Soil water content (SWC) influences the consistency and performance of athletic field surfaces. Two studies were conducted at the University of Tennessee Center for Athletic Field Safety, Knoxville, TN, to determine how SWC affects wear tolerance of hybrid bermudagrass [ Cynodon dactylon (L.) Pers. × C. transvaalensis Burtt‐Davy, ‘Tifway’] on root zones composed of either silt loam (cohesive) or sand meeting US Golf Association specifications (noncohesive). Soil water content treatments for cohesive root zones averaged low (0.06–0.13 m 3 m −3 ), medium (0.14–0.21 m 3 m −3 ), medium‐high (0.22–0.29 m 3 m −3 ), and high (0.30–0.37 m 3 m −3 ); comparatively, SWC on noncohesive averaged low (0.05–0.11 m 3 m −3 ), medium (0.12–0.19 m 3 m −3 ), and high (0.20–0.27 m 3 m −3 ). Differences in the amount of ranges between root zones were due to plant available water of the soil texture. Plots were subjected to 50 traffic events for 5 wk each fall over a 2‐yr period. Green turfgrass cover was reduced four times faster at high SWC than the low and medium SWC treatments on cohesive soil. All SWC treatments on noncohesive soil lost green turfgrass cover at a predictable rate.

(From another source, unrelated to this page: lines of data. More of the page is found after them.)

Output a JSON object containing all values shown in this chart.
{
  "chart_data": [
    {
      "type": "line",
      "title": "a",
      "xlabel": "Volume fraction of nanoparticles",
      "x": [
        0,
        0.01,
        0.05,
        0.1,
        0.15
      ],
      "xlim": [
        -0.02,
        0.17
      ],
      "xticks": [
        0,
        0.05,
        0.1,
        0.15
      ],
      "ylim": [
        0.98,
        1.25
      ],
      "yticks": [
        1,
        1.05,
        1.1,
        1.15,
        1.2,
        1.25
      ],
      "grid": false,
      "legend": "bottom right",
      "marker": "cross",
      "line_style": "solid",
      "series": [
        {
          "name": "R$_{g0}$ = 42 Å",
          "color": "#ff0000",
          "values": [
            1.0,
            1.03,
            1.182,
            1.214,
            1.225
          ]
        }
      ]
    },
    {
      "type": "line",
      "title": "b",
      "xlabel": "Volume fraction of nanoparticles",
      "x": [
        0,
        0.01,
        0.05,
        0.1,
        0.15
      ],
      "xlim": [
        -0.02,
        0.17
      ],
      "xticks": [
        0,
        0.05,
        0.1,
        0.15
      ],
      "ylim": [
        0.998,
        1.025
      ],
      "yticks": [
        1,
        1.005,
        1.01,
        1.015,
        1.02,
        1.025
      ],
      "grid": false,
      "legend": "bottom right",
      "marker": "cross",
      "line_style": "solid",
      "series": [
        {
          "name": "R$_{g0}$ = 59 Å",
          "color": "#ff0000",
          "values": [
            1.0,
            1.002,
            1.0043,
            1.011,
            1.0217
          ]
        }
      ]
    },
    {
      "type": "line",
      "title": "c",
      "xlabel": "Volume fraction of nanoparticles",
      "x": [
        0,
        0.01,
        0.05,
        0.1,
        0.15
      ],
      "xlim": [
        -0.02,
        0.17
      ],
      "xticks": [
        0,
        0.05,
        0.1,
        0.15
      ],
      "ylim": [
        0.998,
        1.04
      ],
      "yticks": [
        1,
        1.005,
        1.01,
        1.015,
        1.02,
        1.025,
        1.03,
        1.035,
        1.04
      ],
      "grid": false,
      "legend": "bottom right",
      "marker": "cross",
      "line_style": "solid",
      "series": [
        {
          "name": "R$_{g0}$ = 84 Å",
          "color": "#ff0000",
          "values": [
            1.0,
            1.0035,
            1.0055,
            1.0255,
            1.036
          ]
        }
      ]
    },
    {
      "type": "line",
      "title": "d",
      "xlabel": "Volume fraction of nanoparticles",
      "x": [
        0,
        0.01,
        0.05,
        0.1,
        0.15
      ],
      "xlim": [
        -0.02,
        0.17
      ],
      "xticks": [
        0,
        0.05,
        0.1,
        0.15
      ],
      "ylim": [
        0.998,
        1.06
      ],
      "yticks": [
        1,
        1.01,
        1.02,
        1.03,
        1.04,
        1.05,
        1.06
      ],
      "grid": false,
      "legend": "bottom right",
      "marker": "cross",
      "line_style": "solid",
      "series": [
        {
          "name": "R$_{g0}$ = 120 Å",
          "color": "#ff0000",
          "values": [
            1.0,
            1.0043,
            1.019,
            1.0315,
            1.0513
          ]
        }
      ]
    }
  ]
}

Surface hardness increased as SWC decreased for both root zones. Turfgrass shear strength decreased with traffic for all treatments on cohesive soils. Soil water content of noncohesive soils did not compound the effect of traffic on turfgrass shear strength. The optimal mean SWC ranges to maximize hybrid bermudagrass wear tolerance on cohesive soils were low to medium, and low to medium on noncohesive soils.